Showing off stuff like this is considered stupid, childish and idiotic. Based on the cache version of his publication, I am extremely tempted to report this to the proper authority. Not only you should stop publishing this kind of information, you should stop your project.
> Showing off stuff like this is considered stupid, childish and idiotic. ... Not only you should stop publishing this kind of information, you should stop your project.
strangely, searching Shodan for product:ssh port:443 finds nothing - when I know there are boxes around running sslh or similar to run both SSH and HTTPS on the same port. Seems like you can hide in plain sight when the scanner has no idea you're there.
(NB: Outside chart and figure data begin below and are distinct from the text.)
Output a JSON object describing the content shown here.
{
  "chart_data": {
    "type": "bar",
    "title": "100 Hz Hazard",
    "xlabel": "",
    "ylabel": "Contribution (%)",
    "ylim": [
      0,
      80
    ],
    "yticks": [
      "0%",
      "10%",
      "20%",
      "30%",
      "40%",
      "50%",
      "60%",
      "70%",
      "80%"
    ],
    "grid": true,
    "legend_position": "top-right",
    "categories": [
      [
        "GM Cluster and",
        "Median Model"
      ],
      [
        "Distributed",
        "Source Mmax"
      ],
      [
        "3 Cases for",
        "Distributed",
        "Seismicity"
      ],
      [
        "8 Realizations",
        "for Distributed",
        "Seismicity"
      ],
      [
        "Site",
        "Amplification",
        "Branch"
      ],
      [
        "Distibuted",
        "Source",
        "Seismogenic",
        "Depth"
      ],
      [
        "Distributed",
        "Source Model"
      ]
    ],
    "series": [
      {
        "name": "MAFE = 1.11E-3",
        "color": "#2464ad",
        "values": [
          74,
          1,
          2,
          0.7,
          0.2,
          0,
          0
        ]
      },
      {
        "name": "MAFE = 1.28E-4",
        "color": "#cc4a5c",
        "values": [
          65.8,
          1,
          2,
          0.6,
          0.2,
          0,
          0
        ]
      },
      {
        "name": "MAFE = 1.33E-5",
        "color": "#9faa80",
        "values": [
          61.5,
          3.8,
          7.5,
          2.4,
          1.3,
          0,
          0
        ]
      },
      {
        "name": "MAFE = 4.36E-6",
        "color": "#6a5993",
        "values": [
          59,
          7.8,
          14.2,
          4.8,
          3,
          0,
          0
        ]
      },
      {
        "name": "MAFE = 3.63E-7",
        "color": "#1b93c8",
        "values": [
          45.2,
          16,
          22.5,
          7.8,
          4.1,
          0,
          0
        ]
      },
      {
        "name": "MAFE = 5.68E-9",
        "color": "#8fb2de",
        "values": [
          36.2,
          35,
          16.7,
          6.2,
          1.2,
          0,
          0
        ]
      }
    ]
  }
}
It's really just a matter of time. There are many things you can do to protect yourself and changing the port is one of them, but if you rely on it you're going to have a bad time.
Congratulations, you just violated the computer fraud and abuse act. Also, bravo for laying out for every reader of this post where they can find the vulnerable router and the credentials they can use to join you in breaking the law.
This is the exact opposite of responsible disclosure; people like the author are why we will never get a less draconian cfaa. Thanks for that.